A ruiva que Miguel chamava apenas de Z, mostrou para ele o recorte de papel em sua mão. Miguel apertou os olhos sob a pálida iluminação das poucas luzes daquele lado da cidade; as lâmpadas que restavam nos postes cintilavam e ameaçavam deixá-los no completo escuro.

— Sinto em dizer, mas sim. Rua Treze, número 89 — disse Z, comprimindo os lábios. — Não faz essa cara. Você mesmo disse que não tinha um "plano M" para fantasmas. E, se você quer saber, não é nada demais. Vi tanta merda essa semana que pouca coisa pode me assustar agora.

Miguel voltou a encarar o enorme cartaz preso à frente do prédio. Nele foi pintado um grande olho, tão genuíno que o levou a imaginar que o olho piscaria a qualquer instante. Havia uma centena de traços retos ao redor do contorno dos cílios, trazendo movimento à imagem; que até poderia provocar uma ideia de iluminação, se não fosse pela antiga fachada do prédio, com aquelas paredes de pedras cobertas por um musgo que já deixava de ser verde.

Acima e abaixo do olho iluminado lia-se: O grande Hermano está de olho em você

— Ao menos sabemos que ele curte as histórias de George Orwell. — disse Z, tentando forçar um sorriso, mas desistindo logo em seguida.

— Tudo bem. — disse Miguel, por fim. — Vamos acabar logo com isso.

Ele tocou a campainha enferrujada ao lado da porta.

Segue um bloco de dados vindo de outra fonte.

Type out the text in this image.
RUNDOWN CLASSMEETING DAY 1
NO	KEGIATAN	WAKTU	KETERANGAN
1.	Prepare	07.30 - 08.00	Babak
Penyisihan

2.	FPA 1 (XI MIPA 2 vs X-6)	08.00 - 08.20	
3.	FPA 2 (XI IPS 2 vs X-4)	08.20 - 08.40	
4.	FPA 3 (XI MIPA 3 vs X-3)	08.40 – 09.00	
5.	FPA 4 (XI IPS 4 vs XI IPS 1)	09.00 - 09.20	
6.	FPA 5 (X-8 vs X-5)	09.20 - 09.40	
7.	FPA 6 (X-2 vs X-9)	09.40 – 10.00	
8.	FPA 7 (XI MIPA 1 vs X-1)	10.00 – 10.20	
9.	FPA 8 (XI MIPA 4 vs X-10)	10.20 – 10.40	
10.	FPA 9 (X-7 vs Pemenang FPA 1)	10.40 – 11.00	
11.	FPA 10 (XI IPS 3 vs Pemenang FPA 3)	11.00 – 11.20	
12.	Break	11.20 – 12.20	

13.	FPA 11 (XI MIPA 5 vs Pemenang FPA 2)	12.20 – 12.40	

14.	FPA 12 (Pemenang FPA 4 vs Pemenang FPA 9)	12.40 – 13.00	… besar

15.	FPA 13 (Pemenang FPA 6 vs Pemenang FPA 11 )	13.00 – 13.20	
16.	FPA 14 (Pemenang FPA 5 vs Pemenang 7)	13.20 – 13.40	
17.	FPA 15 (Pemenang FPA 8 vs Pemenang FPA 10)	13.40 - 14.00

Aquele prédio deveria ter ao menos dois séculos desde a construção e Miguel tinha certeza de que nunca houve reforma alguma; olhando para cima ele observou o que pensava ser grandes lascas partidas na parede, mas logo percebeu que se tratava de tábuas cobrindo um par de janelas no primeiro andar.

Miguel suspirou. Aquele lugar lhe causava arrepios. Se pegou pensando no quanto era provável que aqueles arrepios se tratassem da aproximação da entidade; ela poderia tê-lo seguido até ali. Ele olhou ao redor. Não havia nada além da má iluminação e das janelas vazias nos apartamentos abandonados do outro lado da rua. Então por que tinha aquela estranha sensação de que algo lhe observava, espreitando-se na escuridão de cada uma daquelas janelas.

Z olhou em seus olhos.

— Eu sinto frio na barriga; tipo quando algo ruim está para acontecer... — disse ela, como se os pensamentos de Miguel fossem palavras claras flutuando ao redor de sua cabeça. Z acrescentou em um sussurro: — É como ter alguém respirando atrás da minha orelha.

— Puta merda. — Foi tudo o que Miguel conseguiu dizer.

— Aquela coisa não pode vir atrás da gente, não é? Ele está preso na sua cama.

— Temos que ser rápidos. Não tô afim de descobrir.

Ele tocou a campainha mais uma vez, depois outra e uma terceira vez em seguida.

— Por que eu tô começando a achar que não tem ninguém aqui? — disse Miguel, a um passo de ficar exasperado.

Uma voz seca irrompeu da escuridão. Z deu um sobressalto de susto; Miguel até lidou bem com o susto, mas o medo ele não podia controlar e aqueles calafrios sorrateiros voltaram a escalar suas costas, até eriçar os pelos finos em sua nuca.

— Você está no: Consultas mágicas do Grande Hermano — disse a voz que vinha de cima de suas cabeças. — Meu horário para as Sessões de hoje está encerrado. Volte amanhã para ser melhor atendido.

Z lançou um olhar confuso para Miguel.

— É um megafone, olhe. — disse ele, apontando para cima da porta.